The rate of response to the questionnaire survey by general practitioners was low, but as expected in the light of past experience (54). The median values of the critical limits used by laboratories are more stringent than those proposed by Norwegian GPs. At the same time, a number of doctors stated that they did not want notification of abnormal results. Of those who wanted notification, many failed to specify limits, or wrote on the questionnaire that they thought it was difficult to propose limits. Those who specify limits may therefore represent a group of more cautious doctors, and this may have influenced the limits they proposed. The GPs were generally in favour of being contacted in cases of abnormal results, and regarded it as the responsibility of the primary health service to monitor patients further.

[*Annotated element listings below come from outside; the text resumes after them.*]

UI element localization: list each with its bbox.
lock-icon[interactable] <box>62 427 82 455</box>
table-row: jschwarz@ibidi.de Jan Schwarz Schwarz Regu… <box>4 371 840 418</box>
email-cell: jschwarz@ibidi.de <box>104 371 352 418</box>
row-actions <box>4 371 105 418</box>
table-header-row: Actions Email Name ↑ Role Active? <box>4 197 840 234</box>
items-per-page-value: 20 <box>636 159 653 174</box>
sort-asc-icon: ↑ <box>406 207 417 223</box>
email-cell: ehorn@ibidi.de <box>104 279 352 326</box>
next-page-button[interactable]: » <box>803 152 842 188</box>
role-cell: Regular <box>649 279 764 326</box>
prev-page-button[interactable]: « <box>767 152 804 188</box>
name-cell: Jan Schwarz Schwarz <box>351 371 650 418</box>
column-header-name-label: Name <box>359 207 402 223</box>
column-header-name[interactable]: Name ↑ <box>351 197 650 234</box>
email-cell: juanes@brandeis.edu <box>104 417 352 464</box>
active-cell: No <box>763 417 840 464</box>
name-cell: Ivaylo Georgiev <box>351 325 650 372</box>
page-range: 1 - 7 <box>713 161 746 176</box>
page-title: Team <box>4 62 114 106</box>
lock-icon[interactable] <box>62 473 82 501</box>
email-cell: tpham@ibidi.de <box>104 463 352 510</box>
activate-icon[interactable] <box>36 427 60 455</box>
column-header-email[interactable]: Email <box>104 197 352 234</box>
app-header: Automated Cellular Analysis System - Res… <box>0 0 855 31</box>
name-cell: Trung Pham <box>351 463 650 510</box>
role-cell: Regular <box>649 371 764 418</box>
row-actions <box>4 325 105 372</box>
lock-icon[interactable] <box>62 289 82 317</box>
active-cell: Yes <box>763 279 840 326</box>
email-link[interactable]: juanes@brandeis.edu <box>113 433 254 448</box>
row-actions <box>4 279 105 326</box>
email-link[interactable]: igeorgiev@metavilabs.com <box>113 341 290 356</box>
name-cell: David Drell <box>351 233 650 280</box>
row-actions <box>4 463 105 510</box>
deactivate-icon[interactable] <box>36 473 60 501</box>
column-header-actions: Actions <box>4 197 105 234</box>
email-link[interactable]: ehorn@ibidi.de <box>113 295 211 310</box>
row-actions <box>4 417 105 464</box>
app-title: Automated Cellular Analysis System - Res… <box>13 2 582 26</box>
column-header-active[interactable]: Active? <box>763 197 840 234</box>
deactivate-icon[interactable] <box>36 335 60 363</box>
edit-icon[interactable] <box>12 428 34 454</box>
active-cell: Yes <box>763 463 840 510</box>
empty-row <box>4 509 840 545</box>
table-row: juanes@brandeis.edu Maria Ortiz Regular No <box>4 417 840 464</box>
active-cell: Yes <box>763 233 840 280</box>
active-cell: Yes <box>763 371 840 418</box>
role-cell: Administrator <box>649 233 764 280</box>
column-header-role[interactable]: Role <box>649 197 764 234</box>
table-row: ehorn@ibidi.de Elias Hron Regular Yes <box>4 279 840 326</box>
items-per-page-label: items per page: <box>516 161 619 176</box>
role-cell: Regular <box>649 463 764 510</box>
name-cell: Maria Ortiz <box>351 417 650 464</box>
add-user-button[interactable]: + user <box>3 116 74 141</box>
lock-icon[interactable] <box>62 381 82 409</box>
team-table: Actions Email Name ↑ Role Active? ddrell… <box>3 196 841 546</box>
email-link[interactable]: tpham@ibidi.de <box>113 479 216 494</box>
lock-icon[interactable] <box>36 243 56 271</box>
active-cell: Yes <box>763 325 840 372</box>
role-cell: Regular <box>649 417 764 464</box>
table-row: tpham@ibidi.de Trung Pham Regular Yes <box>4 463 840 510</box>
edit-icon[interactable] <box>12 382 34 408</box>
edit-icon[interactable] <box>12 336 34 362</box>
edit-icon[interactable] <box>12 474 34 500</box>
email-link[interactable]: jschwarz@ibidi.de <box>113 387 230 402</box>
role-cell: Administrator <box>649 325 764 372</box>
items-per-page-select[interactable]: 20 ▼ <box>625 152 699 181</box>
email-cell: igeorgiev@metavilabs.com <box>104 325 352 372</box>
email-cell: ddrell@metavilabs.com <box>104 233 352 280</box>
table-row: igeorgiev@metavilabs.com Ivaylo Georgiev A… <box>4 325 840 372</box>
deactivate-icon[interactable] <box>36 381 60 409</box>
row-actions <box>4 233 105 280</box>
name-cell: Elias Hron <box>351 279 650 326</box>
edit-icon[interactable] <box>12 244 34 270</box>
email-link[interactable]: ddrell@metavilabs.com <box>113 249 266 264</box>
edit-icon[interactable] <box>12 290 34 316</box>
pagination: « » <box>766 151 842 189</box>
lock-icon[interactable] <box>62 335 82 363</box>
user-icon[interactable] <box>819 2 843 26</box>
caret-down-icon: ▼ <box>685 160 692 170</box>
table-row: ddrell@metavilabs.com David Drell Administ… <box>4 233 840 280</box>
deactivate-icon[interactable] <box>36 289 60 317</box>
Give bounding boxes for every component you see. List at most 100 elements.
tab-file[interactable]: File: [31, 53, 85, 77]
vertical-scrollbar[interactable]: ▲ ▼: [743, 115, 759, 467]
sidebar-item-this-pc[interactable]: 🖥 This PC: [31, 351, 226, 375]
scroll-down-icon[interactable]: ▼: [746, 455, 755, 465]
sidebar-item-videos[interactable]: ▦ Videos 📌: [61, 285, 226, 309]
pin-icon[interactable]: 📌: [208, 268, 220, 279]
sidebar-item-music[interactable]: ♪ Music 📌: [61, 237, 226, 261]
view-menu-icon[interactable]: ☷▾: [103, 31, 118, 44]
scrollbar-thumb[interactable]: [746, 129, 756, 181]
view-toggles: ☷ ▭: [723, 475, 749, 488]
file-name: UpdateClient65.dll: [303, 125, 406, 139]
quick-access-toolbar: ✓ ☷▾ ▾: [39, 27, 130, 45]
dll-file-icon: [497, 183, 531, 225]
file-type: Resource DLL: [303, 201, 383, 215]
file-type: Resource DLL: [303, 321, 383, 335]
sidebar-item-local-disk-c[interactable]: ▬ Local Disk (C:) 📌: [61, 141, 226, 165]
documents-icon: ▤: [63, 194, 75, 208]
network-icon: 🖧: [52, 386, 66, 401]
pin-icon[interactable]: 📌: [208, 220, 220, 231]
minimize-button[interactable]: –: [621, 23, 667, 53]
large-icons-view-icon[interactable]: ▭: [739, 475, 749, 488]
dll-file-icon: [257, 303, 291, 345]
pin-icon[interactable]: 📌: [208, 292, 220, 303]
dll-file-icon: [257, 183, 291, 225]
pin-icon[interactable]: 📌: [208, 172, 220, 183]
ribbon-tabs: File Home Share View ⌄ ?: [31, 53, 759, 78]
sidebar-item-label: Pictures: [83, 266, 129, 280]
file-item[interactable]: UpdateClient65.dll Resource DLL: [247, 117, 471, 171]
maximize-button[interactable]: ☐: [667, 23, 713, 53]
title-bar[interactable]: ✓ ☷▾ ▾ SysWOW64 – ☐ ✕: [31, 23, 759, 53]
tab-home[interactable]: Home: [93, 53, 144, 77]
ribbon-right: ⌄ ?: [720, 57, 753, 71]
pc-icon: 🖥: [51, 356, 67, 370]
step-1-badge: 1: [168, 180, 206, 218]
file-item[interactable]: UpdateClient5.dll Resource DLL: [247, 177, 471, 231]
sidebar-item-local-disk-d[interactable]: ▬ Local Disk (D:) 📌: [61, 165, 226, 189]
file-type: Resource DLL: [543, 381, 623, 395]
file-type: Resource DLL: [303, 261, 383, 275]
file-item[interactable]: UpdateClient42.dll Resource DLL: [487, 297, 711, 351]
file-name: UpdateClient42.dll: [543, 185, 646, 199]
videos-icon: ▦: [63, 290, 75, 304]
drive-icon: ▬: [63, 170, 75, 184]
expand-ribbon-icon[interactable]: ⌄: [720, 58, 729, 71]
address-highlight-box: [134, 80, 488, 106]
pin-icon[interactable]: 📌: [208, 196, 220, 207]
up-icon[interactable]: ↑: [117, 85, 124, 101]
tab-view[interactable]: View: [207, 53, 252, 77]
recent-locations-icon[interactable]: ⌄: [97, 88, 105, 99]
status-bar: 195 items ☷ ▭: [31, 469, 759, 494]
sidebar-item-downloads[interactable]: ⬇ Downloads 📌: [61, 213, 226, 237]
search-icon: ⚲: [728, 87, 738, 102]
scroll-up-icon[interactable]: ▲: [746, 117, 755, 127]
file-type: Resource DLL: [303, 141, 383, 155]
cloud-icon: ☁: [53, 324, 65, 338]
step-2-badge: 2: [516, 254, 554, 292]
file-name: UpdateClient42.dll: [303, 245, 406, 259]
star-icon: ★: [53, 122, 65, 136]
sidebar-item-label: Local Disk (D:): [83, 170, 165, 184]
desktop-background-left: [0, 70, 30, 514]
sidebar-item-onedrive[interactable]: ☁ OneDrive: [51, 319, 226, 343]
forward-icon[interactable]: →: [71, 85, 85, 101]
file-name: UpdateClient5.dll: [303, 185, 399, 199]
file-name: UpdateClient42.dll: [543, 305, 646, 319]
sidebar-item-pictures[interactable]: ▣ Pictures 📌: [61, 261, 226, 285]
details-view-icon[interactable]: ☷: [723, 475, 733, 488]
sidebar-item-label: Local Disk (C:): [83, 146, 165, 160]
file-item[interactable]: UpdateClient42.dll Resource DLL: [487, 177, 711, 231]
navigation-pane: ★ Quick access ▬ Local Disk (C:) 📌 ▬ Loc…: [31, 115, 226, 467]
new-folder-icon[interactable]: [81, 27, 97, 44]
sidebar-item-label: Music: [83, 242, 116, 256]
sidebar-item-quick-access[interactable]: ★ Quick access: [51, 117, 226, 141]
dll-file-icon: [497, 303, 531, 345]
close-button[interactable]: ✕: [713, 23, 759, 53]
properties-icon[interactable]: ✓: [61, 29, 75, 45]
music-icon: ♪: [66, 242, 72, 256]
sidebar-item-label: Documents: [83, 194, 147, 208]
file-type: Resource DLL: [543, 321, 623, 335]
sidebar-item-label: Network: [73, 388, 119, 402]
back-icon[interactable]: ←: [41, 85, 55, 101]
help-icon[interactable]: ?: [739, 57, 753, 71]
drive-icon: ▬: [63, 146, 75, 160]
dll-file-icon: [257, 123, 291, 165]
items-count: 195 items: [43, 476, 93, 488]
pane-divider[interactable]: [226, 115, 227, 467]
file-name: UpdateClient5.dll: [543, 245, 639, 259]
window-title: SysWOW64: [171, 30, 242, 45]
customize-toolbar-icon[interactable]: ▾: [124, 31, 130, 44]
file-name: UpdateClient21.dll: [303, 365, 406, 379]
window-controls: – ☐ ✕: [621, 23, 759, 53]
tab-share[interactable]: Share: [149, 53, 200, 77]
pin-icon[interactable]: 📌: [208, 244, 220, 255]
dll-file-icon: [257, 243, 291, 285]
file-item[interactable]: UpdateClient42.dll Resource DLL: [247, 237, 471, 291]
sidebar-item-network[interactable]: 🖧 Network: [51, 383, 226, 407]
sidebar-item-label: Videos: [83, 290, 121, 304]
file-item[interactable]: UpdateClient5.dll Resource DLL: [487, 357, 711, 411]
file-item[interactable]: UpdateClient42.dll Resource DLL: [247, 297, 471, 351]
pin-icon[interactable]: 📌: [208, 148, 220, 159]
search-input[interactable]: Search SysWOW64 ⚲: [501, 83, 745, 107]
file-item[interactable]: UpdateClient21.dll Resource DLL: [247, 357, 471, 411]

The survey shows clearly that there is great variation in the number of analytes and the concentrations at which the laboratories choose to notify the ordering doctor. Much of the variation can be explained by the fact that it is difficult to find a scientific basis for when analytical results are so abnormal that an alert must be issued, and that many laboratories therefore choose to issue notification of many results, following the precautionary principle. Another reason may be that the choice of limits strongly influences the workload of the laboratory. Locally available resources, or local priorities with respect to customer relations may therefore result in varying practice. Notification of slightly pathological results may easily cause irritation, however, especially in doctors who are contacted during their leisure time.

The study shows that the practice is variable, and that it is likely that both too many and too few alerts are issued in connection with laboratory results from some laboratories. The recommendation of the working group must be taken as guidance, and local adaptations will often be necessary. At the same time, this recommendation should be able to contribute to a more standardised practice based on medical assessments and prudent use of resources.